息子たちを家から出したのは、私自身の若い頃の経験に基づくものだ。

私は高校まで岡山で育ち、大学で初めて親元を離れて東京で一人暮らしをした。仕送りは月4万円でお金はなかったが、私にとっては人生で最高の時間だった。

親から離れ、自分の力で新しい人間関係を築き、生活を切り盛りしなければならない。大変だが、これは試練ではなく楽しみだった。1年もすれば、見違えるほどたくましくなる。自分で生きる自信が持てるようになった。

居心地の良い自宅にずっと暮らしていては、ダメなのだ。

今の親たち、特に首都圏に住む親たちは、「お金がかかるし子供も出て行こうとしない」とすぐ口にするが、それは親たちに子離れする覚悟がないためだ。親の手元に置いておくことで、子供の自立を妨げていると言う意識を持つべきである。

昔の日本はまだ貧しかったが、それでも親たちは子供を家から送り出した。子供の人生を最後まで親が世話することはできないし、するべきでもない。子供たちには自分で自分の人生を築かせなければダメなのだ。

親たちよ、子離れせよ

自宅暮らしで全てこれまで通り母親がやってくれる環境だと、子供は生活に不便を感じない。今時の子供たちにとって、優しい両親が住む実家は居心地が良すぎるのだ。また同時に、子供から離れようとしない母親も多すぎる気がする。

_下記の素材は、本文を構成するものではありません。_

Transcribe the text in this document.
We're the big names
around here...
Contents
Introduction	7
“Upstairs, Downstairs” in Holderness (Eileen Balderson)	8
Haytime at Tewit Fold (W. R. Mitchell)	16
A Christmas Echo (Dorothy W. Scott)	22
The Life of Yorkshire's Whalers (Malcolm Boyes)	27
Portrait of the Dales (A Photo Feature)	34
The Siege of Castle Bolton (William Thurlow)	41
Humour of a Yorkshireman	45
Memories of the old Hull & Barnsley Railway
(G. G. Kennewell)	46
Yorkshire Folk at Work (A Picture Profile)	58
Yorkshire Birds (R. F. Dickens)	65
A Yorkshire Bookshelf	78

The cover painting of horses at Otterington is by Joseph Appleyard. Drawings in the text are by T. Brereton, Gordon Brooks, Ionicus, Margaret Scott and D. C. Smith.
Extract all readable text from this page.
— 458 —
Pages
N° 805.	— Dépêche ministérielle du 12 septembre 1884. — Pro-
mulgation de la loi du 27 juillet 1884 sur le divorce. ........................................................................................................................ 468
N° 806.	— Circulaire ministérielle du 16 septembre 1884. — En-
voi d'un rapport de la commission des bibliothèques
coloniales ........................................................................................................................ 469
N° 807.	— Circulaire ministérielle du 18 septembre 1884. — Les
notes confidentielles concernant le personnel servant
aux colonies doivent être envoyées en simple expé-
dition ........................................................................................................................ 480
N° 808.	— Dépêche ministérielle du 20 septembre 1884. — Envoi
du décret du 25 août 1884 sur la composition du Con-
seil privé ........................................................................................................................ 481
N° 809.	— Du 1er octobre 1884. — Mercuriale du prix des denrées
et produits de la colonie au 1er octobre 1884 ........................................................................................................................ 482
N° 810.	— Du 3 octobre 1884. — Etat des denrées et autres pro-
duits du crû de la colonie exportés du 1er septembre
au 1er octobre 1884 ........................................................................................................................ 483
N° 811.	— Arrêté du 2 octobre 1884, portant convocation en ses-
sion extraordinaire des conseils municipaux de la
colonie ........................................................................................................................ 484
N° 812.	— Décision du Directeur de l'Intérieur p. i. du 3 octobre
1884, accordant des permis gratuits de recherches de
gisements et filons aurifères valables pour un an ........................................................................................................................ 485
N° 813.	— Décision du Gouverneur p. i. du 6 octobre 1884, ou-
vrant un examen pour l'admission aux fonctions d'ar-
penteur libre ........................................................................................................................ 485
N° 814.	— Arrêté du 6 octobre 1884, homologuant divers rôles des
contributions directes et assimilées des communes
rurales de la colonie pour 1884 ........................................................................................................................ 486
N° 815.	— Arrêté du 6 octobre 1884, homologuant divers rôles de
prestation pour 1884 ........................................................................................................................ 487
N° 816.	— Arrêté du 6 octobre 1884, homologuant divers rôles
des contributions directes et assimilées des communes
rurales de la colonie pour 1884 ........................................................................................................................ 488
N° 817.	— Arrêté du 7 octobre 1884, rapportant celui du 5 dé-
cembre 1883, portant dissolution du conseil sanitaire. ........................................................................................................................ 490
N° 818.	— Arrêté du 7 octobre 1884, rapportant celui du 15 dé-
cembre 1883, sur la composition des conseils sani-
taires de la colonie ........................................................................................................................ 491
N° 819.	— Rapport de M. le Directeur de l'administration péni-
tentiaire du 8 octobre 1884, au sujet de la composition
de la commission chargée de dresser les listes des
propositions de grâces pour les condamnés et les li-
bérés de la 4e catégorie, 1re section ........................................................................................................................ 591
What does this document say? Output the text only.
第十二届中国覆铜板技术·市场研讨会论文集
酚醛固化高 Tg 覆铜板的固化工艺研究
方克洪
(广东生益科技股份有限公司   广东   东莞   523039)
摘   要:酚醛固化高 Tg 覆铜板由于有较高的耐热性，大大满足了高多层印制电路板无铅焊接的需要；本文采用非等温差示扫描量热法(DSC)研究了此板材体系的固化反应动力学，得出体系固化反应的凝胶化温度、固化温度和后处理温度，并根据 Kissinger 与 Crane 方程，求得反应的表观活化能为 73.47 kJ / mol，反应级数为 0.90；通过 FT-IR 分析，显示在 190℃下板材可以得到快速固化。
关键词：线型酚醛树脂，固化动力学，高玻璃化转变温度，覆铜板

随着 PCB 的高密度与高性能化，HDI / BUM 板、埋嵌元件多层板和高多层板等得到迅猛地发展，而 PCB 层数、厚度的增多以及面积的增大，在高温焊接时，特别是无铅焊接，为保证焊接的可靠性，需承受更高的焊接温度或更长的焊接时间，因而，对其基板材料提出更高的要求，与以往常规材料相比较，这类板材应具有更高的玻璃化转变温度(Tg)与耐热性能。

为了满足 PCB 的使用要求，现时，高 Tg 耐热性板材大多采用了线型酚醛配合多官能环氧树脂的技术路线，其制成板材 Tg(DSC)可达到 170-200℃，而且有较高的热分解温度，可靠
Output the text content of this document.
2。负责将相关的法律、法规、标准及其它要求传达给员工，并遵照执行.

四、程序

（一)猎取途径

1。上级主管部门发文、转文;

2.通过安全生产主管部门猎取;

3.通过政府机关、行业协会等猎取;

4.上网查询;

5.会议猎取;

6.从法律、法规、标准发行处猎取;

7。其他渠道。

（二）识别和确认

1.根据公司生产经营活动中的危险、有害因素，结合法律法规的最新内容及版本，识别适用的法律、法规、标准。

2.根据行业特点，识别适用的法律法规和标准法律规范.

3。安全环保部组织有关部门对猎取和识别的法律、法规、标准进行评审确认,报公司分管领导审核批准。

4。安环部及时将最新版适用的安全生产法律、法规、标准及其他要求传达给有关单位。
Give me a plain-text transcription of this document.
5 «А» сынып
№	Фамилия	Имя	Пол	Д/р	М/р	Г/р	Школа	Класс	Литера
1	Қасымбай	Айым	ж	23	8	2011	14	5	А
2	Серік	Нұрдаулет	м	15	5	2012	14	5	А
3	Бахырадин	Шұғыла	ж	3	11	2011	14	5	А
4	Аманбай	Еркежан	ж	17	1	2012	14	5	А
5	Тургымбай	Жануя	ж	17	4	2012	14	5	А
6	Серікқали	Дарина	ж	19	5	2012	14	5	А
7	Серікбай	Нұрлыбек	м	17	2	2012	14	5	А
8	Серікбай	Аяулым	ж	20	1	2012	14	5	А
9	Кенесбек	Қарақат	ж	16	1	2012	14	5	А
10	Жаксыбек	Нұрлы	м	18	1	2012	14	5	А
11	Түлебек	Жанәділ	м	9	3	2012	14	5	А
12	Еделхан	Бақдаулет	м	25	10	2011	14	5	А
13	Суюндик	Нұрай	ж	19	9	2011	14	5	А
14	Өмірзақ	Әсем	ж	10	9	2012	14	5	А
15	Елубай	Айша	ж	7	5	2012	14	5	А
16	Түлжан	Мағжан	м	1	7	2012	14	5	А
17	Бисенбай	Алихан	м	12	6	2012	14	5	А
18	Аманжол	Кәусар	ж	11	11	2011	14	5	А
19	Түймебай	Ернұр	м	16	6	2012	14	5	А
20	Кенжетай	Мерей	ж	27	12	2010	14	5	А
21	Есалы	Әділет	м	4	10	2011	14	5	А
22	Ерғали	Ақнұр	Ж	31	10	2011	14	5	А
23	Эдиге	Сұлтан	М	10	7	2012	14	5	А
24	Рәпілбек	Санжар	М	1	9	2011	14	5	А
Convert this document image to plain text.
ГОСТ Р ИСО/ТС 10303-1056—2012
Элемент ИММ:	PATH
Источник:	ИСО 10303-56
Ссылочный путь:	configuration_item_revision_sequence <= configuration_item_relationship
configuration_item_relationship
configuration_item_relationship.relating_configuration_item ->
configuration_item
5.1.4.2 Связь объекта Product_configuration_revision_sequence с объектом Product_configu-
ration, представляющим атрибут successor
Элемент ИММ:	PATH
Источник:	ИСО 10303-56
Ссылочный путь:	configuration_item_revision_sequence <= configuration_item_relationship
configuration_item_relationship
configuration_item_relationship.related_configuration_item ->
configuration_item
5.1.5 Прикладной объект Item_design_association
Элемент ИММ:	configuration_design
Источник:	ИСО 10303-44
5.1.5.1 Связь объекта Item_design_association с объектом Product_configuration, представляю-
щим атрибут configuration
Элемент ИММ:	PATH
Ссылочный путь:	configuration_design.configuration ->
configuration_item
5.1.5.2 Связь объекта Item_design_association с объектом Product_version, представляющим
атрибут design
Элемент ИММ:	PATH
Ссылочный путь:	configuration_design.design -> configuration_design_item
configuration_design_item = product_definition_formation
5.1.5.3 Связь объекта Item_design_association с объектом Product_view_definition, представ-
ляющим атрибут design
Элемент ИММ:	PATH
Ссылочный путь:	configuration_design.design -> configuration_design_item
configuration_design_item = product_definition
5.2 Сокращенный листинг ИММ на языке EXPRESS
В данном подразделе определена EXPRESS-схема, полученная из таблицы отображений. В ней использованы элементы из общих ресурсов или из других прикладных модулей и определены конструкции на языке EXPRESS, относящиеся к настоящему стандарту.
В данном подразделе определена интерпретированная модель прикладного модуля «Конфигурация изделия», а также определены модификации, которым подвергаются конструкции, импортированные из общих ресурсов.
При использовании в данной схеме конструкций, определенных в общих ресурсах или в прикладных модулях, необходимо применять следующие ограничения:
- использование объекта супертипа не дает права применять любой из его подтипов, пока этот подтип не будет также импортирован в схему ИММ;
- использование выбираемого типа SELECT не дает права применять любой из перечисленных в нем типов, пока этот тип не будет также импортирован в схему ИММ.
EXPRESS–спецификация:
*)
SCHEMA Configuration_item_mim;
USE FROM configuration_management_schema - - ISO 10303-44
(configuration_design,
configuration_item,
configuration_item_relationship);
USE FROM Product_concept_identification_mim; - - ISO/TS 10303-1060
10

だから私は、「子供がなかなか結婚しない」とぼやいている人を見ると、必ず早く家から追い出しなさいと話してきた。多くの人は「へえ」とびっくりしたような反応をする。子供を家から出すと言う選択肢をそれまで考えたこともなかったと言う人が多いのだ。

そして、「そんな簡単なことじゃないでしょう」と私の言うことに耳を貸そうとしない人が実に多い。こうした親子は、ひきこもり予備軍だ。

昔の日本の家族制度がいいとは全く思っていない。親子の仲がいいのは、良いことだ。

それでも親は成長した我が子を家から追い出さなければならない。

我が子をひきこもりにさせないためには、親の覚悟が必要だ。そう私は確信している。